A birthing ball was high on my list of “must haves,” according to my carefully constructed birth plan. My husband made sure it was filled and ready to go at any time. It stayed behind when I went into labor and slowly deflated, never to be used. That might have hurt him more than the strain on his lungs inflating it when our air pump broke.
It was no surprise that my appetite increased when I got pregnant (after the initial all-day morning sickness waned). My husband should have prepared better, by piling more on his plate, knowing that once I was done with my meal I’d be coming for his.
Despite my desire to help my partner clean whatever’s on his plate, he still seems to be gaining weight alongside his pregnant wife. If I was hit with a cannoli craving, joining me with one of his own cravings seemed like, at least to my husband, the right thing to do. It’s a small, delicious sacrificed all partners must be willing to make as part of their commitment to being in sync as much as possible as parents.
I did not enjoy watching these, but I did it, because that was going to be me, pushing out a squashed head in a matter of weeks. The very least my husband could do was watch with me, without snarky commentary.
Before we had kids, my husband and I would put together furniture together. The more obtuse the instructions (thanks, Ikea), the closer we grew as a couple. There's nothing like teaming up to build a plywood dresser to fortify a romantic relationship.
But once I became uncomfortably pregnant and could no longer contort myself into awkward positions to reach screws at odd angles, it was all on my husband to put the baby furniture together. There might have been some cursing, but he was wise enough to mutter it out of earshot so as not to upset me, or make me worry about any leftover hardware after the bouncy seat was built.
Being pregnant can really suck, and having an understanding partner, who can mitigate the irrational blame I was throwing his way for every stupid thing that annoyed me during those uncomfortable nine months meant so much to me. Knowing I could declare that the pain of childbirth was completely my husband’s fault made me feel better, even if it was in some strange, inexplicable way. He was a champ, and smart enough to know that when our kids emerged and we fell instantly in love with them, the miracle of their existence was his “fault” too.

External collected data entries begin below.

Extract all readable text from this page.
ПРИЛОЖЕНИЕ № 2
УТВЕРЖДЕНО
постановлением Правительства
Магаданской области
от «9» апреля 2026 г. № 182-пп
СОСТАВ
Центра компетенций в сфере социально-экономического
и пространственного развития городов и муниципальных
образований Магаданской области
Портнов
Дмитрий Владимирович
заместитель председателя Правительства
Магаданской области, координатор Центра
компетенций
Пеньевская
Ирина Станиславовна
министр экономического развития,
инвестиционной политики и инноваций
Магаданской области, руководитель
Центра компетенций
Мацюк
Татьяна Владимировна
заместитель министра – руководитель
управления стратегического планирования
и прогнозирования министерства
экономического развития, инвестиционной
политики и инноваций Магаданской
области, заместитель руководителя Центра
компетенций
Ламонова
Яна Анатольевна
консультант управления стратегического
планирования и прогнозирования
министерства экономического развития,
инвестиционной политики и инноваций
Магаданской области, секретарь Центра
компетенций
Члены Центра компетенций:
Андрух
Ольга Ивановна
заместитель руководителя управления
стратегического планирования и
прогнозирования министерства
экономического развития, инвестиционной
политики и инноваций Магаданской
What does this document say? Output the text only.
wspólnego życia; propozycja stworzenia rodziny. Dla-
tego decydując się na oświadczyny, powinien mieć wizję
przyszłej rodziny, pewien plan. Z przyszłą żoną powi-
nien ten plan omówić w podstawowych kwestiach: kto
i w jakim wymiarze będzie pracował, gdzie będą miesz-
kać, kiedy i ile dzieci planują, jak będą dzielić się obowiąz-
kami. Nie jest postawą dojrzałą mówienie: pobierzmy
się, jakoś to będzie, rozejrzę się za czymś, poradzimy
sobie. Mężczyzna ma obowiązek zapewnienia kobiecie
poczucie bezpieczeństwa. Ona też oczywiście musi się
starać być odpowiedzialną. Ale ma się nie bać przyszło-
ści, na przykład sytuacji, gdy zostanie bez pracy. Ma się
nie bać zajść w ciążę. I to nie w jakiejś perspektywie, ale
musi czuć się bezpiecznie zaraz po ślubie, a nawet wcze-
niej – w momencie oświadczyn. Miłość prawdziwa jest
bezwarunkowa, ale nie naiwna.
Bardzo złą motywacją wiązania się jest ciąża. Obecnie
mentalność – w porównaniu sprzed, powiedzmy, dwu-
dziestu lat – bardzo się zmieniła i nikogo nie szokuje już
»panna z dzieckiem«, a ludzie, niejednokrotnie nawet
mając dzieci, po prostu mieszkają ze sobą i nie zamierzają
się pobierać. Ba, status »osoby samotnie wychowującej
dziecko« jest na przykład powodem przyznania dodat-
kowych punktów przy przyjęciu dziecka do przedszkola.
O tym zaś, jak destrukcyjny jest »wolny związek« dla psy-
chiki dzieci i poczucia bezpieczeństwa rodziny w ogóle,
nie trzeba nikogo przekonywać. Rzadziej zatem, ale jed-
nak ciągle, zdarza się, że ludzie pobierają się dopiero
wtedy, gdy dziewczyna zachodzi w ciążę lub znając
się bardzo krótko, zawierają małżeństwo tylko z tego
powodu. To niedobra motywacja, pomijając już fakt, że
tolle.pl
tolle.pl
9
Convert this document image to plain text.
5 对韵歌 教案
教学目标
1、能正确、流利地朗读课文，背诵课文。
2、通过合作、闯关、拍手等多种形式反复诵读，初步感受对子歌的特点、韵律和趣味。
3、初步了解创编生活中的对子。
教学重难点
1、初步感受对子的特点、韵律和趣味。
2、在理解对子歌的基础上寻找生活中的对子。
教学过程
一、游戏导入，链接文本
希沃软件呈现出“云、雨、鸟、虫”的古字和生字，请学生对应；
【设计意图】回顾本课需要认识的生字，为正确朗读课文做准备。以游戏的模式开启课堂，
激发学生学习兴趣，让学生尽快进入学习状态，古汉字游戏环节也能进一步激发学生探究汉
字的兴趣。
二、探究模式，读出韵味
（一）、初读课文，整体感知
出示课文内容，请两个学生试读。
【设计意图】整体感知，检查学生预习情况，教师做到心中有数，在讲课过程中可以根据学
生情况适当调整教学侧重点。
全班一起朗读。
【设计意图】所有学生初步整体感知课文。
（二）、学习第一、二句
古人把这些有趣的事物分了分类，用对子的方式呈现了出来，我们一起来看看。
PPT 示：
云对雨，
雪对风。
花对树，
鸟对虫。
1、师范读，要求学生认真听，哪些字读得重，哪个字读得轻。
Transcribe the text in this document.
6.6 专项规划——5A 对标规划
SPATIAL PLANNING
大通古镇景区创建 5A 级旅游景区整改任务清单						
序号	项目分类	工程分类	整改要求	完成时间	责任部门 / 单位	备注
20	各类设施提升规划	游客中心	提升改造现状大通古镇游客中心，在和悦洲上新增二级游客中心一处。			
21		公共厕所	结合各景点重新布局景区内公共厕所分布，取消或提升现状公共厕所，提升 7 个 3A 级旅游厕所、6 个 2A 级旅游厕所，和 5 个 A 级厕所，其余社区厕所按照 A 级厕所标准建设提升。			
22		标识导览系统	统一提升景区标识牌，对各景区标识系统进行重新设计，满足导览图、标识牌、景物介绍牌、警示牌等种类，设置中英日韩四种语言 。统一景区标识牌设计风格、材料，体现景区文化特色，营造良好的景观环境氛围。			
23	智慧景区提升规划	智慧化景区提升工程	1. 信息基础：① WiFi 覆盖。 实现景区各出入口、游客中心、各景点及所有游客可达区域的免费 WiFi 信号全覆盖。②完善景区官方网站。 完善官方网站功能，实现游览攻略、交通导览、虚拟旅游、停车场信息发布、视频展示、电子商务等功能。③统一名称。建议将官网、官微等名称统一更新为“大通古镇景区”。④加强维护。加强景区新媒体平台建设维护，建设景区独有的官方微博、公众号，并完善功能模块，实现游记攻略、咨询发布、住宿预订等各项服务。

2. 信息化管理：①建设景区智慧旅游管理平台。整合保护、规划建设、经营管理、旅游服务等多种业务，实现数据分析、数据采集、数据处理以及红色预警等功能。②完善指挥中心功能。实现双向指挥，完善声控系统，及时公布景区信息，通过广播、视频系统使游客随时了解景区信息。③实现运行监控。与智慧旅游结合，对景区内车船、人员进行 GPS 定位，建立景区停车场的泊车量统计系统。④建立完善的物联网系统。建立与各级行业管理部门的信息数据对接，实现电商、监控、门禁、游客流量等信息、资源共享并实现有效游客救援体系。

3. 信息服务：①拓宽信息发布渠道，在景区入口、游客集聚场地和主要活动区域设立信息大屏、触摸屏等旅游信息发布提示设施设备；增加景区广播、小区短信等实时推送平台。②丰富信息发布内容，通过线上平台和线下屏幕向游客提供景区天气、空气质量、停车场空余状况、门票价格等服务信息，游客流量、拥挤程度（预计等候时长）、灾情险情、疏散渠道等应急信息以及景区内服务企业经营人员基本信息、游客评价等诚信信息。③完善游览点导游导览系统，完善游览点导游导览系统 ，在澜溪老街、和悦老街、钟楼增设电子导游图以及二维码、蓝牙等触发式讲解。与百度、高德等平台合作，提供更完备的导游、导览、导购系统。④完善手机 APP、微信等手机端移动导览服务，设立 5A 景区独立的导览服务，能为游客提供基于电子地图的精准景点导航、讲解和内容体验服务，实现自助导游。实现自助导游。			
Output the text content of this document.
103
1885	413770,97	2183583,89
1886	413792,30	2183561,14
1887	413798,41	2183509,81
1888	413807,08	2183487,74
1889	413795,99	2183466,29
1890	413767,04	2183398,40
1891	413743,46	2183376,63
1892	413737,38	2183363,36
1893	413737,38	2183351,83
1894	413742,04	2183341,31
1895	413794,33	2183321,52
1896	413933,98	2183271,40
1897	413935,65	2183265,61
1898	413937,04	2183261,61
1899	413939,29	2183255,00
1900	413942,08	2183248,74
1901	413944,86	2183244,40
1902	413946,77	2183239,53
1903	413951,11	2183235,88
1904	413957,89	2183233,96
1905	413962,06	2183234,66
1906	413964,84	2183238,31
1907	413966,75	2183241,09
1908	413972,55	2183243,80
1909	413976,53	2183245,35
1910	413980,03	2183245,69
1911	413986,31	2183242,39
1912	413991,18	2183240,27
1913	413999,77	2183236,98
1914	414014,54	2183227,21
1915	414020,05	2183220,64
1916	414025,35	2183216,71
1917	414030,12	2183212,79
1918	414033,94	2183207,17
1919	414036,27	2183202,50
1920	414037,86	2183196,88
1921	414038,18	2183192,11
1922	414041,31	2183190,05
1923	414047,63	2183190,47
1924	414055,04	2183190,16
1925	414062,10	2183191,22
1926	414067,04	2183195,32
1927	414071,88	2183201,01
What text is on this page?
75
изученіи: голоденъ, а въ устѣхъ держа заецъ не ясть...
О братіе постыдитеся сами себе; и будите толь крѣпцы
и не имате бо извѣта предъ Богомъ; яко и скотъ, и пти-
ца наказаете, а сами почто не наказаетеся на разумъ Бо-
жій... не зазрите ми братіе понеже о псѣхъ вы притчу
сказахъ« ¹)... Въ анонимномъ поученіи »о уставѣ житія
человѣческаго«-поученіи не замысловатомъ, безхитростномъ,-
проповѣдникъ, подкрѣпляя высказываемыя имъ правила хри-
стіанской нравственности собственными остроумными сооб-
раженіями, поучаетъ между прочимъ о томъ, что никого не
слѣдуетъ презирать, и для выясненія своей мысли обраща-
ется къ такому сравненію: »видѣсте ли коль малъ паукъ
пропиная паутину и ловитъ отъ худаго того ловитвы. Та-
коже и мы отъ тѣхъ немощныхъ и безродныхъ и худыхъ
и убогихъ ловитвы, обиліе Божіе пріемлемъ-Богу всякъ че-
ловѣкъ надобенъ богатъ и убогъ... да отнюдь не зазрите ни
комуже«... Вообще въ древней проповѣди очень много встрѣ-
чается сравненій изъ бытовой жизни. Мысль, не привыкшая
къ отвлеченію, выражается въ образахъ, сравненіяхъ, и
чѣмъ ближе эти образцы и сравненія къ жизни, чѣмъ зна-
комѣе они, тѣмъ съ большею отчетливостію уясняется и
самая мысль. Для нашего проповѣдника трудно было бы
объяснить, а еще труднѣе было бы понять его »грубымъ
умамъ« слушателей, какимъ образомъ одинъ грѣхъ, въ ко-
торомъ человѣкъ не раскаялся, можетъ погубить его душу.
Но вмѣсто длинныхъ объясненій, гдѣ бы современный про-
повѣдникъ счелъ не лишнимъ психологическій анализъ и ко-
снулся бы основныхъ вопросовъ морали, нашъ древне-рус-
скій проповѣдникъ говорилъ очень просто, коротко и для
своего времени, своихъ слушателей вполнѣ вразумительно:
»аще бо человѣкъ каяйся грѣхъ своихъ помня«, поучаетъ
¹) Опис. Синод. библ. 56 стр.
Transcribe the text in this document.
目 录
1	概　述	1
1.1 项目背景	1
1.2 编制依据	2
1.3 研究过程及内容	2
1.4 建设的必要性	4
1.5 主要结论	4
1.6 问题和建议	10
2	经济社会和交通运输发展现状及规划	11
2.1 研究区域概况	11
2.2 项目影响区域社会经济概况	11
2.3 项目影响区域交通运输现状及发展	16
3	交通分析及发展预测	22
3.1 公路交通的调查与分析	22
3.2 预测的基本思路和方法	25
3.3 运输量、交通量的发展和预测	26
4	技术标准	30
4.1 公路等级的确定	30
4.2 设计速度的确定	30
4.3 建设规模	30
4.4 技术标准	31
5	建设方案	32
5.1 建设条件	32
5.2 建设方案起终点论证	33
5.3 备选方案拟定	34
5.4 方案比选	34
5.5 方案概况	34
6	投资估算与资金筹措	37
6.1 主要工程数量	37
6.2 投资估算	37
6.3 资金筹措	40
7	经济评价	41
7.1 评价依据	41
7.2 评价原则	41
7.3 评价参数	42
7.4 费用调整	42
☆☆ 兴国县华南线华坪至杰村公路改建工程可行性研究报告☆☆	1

Let's be real: playing a game of "who has it worse?" is not worth it. Why? Because the person going through the mental, emotional, and physical labor and pregnancy and childbirth has it "worse." Always. Still, the trails and tribulations of pregnancy impact everyone. So while poking fun at our non-pregnant partners for claiming they're "suffering" during pregnancy is a pretty good time, let's encourage our partners to practice self-care too, while simultaneously asking that they remember that a woman is literally growing a human being inside her body. Instead of complaining, support her. Instead of comparing your discomfort to hers (as if there's a comparison), find a way to mitigate her uneasiness.